During the years TEI has developed markup modules for prosopographical and biographical data3, geographical indexes, taxonomies, and other types of (not strictly textual) structured data; or has "exapted" existing and / or introduced new markup constructs to deal with new representational functions like the expression of Linked Data-like structures, or of stand-off annotations4. In general, we can say that TEI has an "assimilation" stance towards any kind of representational need emerging from its users’ community: We could call it a "one markup language does it all" (OMD) approach.
The consequences of this approach are manifold: The TEI encoding scheme has grown gigantic in scope, dimension, and structure, and hence in maintenance complexity; some non-textual modules of TEI, aimed at representing not strictly textual data, are not completely satisfactory for their adopters, and are consequently subject to a strong "pressure" by the user community, resulting in tag abuse or continuous extension and additions requests; the overall consistency of the abstract semantic of the TEI is not assured (a critical analysis of some of these drawbacks in the TEI architecture are in Schmidt5).
In this paper, we propose that future development of the TEI should take a more pluralistic approach, permitted by various recent developments of the XML technologies: Namespaces, NVDL (Namespace-based Validation Dispatching Language6) and multi-schema validations, XInclude.

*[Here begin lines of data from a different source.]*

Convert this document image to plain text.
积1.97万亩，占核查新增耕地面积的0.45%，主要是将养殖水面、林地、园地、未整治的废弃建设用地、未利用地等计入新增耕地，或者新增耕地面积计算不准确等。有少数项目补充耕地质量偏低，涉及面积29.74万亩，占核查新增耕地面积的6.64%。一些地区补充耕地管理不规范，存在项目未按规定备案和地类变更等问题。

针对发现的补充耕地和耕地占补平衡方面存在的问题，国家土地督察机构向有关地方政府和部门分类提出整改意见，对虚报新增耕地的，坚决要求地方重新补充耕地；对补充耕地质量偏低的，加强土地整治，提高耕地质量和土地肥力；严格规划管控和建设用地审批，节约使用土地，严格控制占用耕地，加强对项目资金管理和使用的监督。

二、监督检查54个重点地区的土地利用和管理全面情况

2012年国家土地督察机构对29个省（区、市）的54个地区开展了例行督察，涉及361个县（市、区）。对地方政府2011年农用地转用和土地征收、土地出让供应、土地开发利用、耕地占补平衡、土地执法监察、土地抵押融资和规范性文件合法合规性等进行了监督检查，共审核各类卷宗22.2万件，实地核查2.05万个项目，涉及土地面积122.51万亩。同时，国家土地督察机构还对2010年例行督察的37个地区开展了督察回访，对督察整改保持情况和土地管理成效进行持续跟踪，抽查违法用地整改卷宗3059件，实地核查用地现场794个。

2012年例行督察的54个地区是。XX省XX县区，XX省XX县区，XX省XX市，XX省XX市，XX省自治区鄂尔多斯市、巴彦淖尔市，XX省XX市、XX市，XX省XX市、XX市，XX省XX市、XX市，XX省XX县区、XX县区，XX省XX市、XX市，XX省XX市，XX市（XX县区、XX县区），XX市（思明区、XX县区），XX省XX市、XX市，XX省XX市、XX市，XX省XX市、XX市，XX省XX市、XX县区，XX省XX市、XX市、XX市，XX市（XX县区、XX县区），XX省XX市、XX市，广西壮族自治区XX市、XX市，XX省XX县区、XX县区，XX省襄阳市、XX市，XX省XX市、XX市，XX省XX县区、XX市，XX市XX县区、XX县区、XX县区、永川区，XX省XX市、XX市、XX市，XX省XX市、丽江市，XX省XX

Recently TEI has extended its capacity to cooperate with external data and metadata
representation languages introducing the new element xenoData
, a container
element into which metadata in
"non-TEI"
formats may be placed7. We propose some possible
extensions of this element, in order to pursue this approach more thoroughly:
- a special attribute to state the type of metadata vocabulary used (for validation purposes);
- a flexible method to assert that a set of external metadata (not necessarily in
XML format) applies to a specific part of the TEI file: for instance in order to give
a MODS description of bibliographic items cited in the text; to express MIX technical
metadata of facsimiles images; or to give a formal definition to a
term
(or whatever) element by the way of an RDF triple expressing a SKOS based thesaurus; - a way to adopt external metadata sets (MODS, VRA, Premis, etc.) to substitute or implement the internal ones.
We advocate, in sum, a wider conception of xenoData
and a more fine grained way
to assert the possible relationships between the metadata it contains and their objects.
This could be an operational intermediate step towards a more general redesign of the
TEI encoding schema.